Em sua fala, Pastrelli lembrou que a cassação do mandato parlamentar foi apenas uma das várias perseguições que enfrentou. Por ter sido membro do clandestino Partido Comunista Brasileiro (PCB), passou a ser abordado o tempo todo pela polícia e enfrentou dificuldade até para arrumar emprego. Para fugir da perseguição, resolveu trabalhar no Amapá. Mesmo lá, foi alcançado pela chegada de um cartão de Natal enviado pelo líder comunista Luís Carlos Prestes, o qual despertou comentários de como Pastrelli seria “perigoso”. Cansado, abriu uma oficina para consertos de máquinas gráficas que, após alguns anos, tornou-se uma indústria bem-sucedida, transformando o antigo operário em patrão. “Fiquei ligado à burguesia, peguei idade e gozei um pouco dos benefícios que a riqueza traz”, relembrou.
Lembranças de família
Homenagens como esta permitem “reescrever a história”, afirmou o vereador Orlando Silva (PCdoB), ao lembrar que a comunista Elisa Kauffmann Abramovich, até então considerada uma candidata eleita e não empossada, agora passava a ser oficialmente reconhecida pela CMSP como a primeira vereadora em São Paulo. O parlamentar Gilberto Natalini (PV) disse que o evento ajudaria a lembrar a todos da necessidade de rejeitar soluções autoritárias para os problemas da política. “Só o aprofundamento da democracia pode consertar os erros da própria democracia”, afirmou.
Além de Longo e Pastrelli, únicos vivos entre os cassados, a cerimônia também contou com a participação das famílias dos antigos vereadores, que receberam diplomas simbólicos de restituição de mandato. “Meu avô ficaria feliz ao ver o reconhecimento da Câmara Municipal de São Paulo, a mais importante do País, num evento pró-democracia como este”, afirmou Luiz Antônio Marrey, procurador de Justiça do Ministério Público de São Paulo e neto de José Adriano Marrey Junior, vereador cassado em 1937, com o fechamento de todas as casas legislativas pelo Estado Novo.
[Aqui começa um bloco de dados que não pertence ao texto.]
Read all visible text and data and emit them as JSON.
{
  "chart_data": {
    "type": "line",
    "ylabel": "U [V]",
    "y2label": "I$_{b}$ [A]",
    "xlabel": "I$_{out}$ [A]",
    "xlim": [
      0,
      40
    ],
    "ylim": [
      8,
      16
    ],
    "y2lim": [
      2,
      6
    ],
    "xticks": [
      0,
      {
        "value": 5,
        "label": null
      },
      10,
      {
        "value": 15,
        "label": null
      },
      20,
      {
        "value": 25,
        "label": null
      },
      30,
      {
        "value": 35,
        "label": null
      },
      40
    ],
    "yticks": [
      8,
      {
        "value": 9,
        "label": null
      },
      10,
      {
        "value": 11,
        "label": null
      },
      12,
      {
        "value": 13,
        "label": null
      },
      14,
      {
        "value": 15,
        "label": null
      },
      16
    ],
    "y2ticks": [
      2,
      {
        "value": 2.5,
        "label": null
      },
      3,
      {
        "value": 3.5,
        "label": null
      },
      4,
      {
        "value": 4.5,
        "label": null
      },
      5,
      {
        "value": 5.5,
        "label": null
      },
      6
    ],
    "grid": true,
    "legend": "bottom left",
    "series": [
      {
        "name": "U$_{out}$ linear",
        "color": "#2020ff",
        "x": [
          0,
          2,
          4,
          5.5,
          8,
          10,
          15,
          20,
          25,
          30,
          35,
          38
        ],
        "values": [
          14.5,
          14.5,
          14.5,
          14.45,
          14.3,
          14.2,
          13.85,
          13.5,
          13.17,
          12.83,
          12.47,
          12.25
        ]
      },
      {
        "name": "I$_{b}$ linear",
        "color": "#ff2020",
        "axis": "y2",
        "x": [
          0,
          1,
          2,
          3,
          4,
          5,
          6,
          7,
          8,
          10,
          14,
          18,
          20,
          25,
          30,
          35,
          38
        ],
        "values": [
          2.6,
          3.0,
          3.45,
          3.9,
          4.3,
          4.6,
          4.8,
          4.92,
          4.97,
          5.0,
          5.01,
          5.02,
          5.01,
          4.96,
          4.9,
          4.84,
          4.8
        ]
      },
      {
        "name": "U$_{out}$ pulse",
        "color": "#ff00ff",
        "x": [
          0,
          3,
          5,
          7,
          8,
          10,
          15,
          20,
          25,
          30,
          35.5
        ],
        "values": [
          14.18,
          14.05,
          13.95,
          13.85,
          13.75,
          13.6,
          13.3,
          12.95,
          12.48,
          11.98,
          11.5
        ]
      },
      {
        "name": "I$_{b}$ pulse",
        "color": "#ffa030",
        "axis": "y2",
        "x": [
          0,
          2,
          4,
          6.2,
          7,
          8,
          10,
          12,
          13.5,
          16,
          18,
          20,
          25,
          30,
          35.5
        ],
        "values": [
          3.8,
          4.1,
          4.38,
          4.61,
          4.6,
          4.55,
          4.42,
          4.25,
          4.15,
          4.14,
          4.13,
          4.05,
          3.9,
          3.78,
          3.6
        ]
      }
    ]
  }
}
“Foi feita justiça”, disse Sônia Maria Dias Carvalho Simões, viúva de Benone Simões, comunista cassado em 1947. “Meu marido dizia que havia lutado o bom combate, deixando suor e lágrimas. Nunca se arrependeu de nada.”
Outro filho de comunista cassado em 1947, Hermes Ubiratan Chade disse que o evento foi uma boa homenagem ao pai, Calil Chade, e às lembranças que deixou. “O que a vida dele passou para mim é que o mais importante é a luta pelos nossos sonhos e ideais”, recordou.